Hi @TIM,
Worth being precise here, because "predictive monitoring" in TrendMiner isn't one feature; there are three different mechanisms, and the strongest setup combines them. None of them is a trained ML forecast they're precursor detection and a linear soft sensor, but for "warn before a cooking cycle overruns" that's exactly what you want.
Route 1: Validate the precursor first: Diagnose → Cross-correlations. Before you alert on anything, confirm the early signals actually lead cycle duration. Cross-correlation recommends upstream parameters that correlate with your target and detects the time shift — up to 24 hours, split into 100 equidistant intervals — so it tells you not just that slow temp-rise predicts a long cycle, but by how many minutes it leads. This is offline root-cause work, not the alert itself, and the usual caveats apply (correlation ≠ causation; very short windows can score spuriously high). Use it to pick which precursor to trust and to set your thresholds.
Route 2: The real-time early warning (the one I'd build): VBS on the early indicator → Monitor. Scope a search to the early part of the cycle and alert on the precursor there e.g. within the first N minutes of a cooking cycle, temp-rise-rate below X and/or steam pressure below Y. Promote it to a Monitor and it fires within ~2 minutes of the precursor, before the cycle finishes (setting up a monitor). Two practical notes: there's no native "only look at the early window" switch, so you compose it a cycle-start condition AND the anomaly condition — reusing the cycle-start search from your cycle-identification work. And if you want "any of several precursors" (an OR across different tags), the VBS UI only ANDs conditions, so bake the logic into one flag tag EarlyWarn = if(or(rise_rate < X, steam_p < Y), 1, 0) and search on = 1.
Route 3: Optional soft sensor: the Prediction tag. This is multi-variable linear regression: you give it candidate tags, it ranks them by influence score and builds a formula with an accuracy score (your data as a solid line, the model dotted) (prediction tags). You can point it at early-cycle metrics as candidates to get a single predictive score, but two honest caveats: it's linear-only (3–10 inputs), and the docs don't show a worked cycle-duration example so check the accuracy score before trusting it. For a lightweight "where is this heading / time remaining" estimate, the linear-extrapolation pattern is simpler and often enough.

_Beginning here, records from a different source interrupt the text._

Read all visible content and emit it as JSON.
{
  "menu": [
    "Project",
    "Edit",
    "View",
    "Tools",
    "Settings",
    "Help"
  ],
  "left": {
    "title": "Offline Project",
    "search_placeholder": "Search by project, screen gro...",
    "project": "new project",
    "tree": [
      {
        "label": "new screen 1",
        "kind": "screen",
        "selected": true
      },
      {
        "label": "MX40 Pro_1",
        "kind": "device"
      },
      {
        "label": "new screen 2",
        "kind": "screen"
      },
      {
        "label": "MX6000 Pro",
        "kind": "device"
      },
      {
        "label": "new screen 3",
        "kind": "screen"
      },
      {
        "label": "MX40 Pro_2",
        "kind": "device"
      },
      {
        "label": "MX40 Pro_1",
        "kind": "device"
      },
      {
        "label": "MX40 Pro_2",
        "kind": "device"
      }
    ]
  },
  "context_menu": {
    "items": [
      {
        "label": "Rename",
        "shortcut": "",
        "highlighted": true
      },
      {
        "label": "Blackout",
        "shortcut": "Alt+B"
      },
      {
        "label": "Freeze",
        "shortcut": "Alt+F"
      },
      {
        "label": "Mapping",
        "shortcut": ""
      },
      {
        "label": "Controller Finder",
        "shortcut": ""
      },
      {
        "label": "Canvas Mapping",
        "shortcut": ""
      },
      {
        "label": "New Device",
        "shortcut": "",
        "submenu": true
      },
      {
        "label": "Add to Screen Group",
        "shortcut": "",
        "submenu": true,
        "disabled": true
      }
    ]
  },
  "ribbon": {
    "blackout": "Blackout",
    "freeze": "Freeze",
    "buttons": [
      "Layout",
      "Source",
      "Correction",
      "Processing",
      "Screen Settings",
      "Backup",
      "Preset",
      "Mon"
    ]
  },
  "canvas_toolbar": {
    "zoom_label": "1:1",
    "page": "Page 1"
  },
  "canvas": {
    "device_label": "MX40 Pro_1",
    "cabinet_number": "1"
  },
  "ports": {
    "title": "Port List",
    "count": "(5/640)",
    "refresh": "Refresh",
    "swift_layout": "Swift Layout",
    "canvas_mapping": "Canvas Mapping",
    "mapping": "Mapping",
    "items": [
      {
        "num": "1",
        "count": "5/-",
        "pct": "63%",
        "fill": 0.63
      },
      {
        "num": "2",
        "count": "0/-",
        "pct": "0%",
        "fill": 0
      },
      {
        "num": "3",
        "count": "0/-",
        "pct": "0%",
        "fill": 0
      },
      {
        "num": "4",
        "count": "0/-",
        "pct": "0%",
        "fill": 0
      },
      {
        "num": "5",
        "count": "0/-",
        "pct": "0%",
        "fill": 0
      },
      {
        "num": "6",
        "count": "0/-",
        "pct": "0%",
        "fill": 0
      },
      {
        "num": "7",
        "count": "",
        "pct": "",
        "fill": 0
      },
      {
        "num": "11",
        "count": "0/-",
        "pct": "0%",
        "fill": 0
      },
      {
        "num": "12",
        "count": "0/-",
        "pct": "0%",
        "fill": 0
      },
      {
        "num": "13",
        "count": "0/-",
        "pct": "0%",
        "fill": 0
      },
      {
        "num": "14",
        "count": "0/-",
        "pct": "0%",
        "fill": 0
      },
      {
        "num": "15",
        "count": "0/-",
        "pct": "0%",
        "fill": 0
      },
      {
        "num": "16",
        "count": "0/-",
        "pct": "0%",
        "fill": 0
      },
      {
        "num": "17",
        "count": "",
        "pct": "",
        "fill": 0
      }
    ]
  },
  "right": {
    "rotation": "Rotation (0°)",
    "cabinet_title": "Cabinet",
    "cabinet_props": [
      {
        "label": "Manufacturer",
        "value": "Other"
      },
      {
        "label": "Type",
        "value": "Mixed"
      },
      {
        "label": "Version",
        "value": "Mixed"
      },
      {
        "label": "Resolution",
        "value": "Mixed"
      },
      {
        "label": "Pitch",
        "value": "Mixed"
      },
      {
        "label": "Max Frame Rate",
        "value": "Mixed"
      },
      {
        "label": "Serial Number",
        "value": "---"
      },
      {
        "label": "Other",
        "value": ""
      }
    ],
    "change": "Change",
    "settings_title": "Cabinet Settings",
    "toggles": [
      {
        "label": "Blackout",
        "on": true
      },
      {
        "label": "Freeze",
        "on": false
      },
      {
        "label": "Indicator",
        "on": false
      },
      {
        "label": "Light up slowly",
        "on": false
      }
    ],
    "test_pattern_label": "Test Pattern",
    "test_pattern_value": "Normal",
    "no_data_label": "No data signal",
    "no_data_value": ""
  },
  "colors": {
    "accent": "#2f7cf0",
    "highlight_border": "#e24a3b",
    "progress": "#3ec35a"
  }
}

What I'd do: cross-correlation to confirm and time the precursor → VBS-on-early-indicator → Monitor as the live alert → add the Prediction tag only if you want a single soft-sensor score and the relationship turns out roughly linear. The closest community example to this whole pattern (early indicators + value-based search + monitor + dashboard) is the Catalytic Reactor Monitoring and Prediction Dashboard different process, but the methodology transfers directly.